29 January 2020

Investing in energy conservation can give significant additional benefits to a company, sometimes as significant as the energy saving itself. At the same time, the work companies carry out to reduce energyconsumption differ greatly. These are the conclusions of new research at LiU.

Josefine Rasmussen, PhD-student Business Administration Josefine Rasmussen, Linköping University. Photo credit: Mikael Sönne

One industry – large differences

In her thesis Management control for sustainability - Activities and procedures for energy management in industrial companies, Josefine Rasmussen not only investigates how energy-intensive industries work to reduce energy consumption, where she takes a perspective based on control and decision-making, but also identifies various types of additional benefit and the extent to which these are included when decisions about investment are made. The thesis examines the phenomena on several levels, and considers both the strategic and the operative dimensions of energy management.

The term “energy management” describes the systematic work that industrial companies carry out to monitor and reduce energy consumption. One of the four articles in the thesis examines three energy-intensive Swedish companies in the pulp and paper industry, and reveals both similarities and differences in the control activities and procedures and how they are used for energy management.

“All three companies work in the pulp and paper industry, and are subject to the same legal requirements and other preconditions. Even so, there are large differences, which turned out to be larger than I expected”, says Josefine Rasmussen.

Not just an expense

One of the aspects in which the differences arise is the extent to which energy consumption is seen either as a strategic sustainability issue for the complete company or as a “special interest”. In the latter case, it does not permeate the thinking of the organisation, nor is it well-supported. This affects the role that energy questions play in the company management, and the organisational support that the responsible bodies enjoy. The latter may be, for example, steering groups and committees that work with energy issues.

“I see the organisational support functions as key. They ensure that the questions gain more importance and power, not least in correlation with investment, which can often be substantial. They also enable companies to work proactively and not simply react to external demands.”
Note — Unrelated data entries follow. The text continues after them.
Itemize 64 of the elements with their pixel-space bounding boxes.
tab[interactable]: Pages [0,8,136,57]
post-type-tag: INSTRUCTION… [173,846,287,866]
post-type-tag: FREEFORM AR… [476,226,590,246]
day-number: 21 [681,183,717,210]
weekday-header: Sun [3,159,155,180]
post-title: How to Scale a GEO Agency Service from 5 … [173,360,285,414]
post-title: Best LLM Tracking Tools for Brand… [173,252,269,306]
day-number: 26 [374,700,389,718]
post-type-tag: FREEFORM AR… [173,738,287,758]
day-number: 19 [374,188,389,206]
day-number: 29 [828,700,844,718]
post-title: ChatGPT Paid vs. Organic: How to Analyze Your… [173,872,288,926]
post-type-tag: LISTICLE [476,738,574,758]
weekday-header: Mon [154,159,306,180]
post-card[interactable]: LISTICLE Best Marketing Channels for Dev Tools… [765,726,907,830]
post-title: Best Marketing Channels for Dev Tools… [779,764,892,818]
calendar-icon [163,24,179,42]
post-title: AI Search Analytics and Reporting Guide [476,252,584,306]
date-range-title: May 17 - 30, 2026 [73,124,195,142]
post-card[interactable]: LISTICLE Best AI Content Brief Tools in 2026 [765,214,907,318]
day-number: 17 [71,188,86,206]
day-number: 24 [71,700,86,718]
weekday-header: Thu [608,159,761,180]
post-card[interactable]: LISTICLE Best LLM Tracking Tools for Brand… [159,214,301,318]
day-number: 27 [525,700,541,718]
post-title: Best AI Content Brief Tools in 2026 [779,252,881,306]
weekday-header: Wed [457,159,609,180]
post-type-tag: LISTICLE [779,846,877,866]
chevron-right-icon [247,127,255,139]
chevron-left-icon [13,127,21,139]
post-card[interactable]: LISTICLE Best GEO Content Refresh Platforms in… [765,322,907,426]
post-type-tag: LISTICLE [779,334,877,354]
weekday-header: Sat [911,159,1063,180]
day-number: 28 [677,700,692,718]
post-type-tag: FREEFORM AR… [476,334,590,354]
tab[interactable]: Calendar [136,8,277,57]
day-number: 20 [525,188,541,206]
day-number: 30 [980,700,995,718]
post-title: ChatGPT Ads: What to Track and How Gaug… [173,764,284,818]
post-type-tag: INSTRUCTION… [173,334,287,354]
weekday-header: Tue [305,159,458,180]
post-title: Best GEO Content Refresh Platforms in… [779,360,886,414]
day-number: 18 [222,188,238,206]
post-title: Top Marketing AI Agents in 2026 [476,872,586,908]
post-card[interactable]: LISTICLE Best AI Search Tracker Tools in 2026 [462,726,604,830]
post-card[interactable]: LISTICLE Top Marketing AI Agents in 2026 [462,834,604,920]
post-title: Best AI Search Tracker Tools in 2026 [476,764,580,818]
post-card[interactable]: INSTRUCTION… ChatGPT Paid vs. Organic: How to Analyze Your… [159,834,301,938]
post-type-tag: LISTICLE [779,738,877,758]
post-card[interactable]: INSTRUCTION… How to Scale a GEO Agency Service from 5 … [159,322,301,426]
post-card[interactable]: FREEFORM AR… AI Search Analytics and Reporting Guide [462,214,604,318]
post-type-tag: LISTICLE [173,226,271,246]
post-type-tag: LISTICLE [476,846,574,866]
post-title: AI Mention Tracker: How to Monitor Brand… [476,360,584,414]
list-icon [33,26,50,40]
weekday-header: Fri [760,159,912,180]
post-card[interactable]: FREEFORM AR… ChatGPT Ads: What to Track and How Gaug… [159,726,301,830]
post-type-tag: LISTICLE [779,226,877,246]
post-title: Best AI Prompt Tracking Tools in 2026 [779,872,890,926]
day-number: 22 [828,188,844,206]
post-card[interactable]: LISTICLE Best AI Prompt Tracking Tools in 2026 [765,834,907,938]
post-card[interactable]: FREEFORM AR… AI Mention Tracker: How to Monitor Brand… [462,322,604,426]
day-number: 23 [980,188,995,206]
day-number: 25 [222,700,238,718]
What causes the differences?

“It’s difficult to say. Energy consumption is a large variable cost, and all companies are very interested in reducing it. But one factor is whether one sees energy only as a cost or as an important factor in the full sustainability strategy of the company.”

Several important additional benefits

Josefine Rasmussen presents a literature study and two empirical articles in which she investigates the positive secondary effects that can arise when energy conservation measures are taken, and the extent to which they are included in the support information when important investment decisions are made. Such additional benefits may be, for example, an improved work environment, higher productivity and lower maintenance costs. The studies show there may be different reasons for including additional benefits when considering investment, such as making the investment calculation more positive.

Josefine Rasmussen, PhD-student in Business Administration

In one case, certain additional benefits were included when making a strategic investment of around a billion Swedish crowns. Other benefits were excluded.

“Maintenance, emissions and productivity were included, but not improvements to the work environment. The latter can be difficult to calculate, which may be an explanation for its omission. Or there may be strategic reasons to include certain additional benefits in some cases and not in others”, says Josefine Rasmussen.

From a sustainability perspective, it’s important that as many additional benefits as possible are included in the support information used when considering investment. The thesis presents a framework in which additional benefits can be categorised, making it easier to include them.

“All companies have a limited budget, and every investment must be weighed against others. Everything that strengthens the case for investment in lower energy consumption is important”, says Josefine Rasmussen.

“The opposite is also true: it is important that energy and sustainability issues are considered when making strategic decisions in other areas. In this perspective, lower energy consumption itself becomes a positive additional benefit.”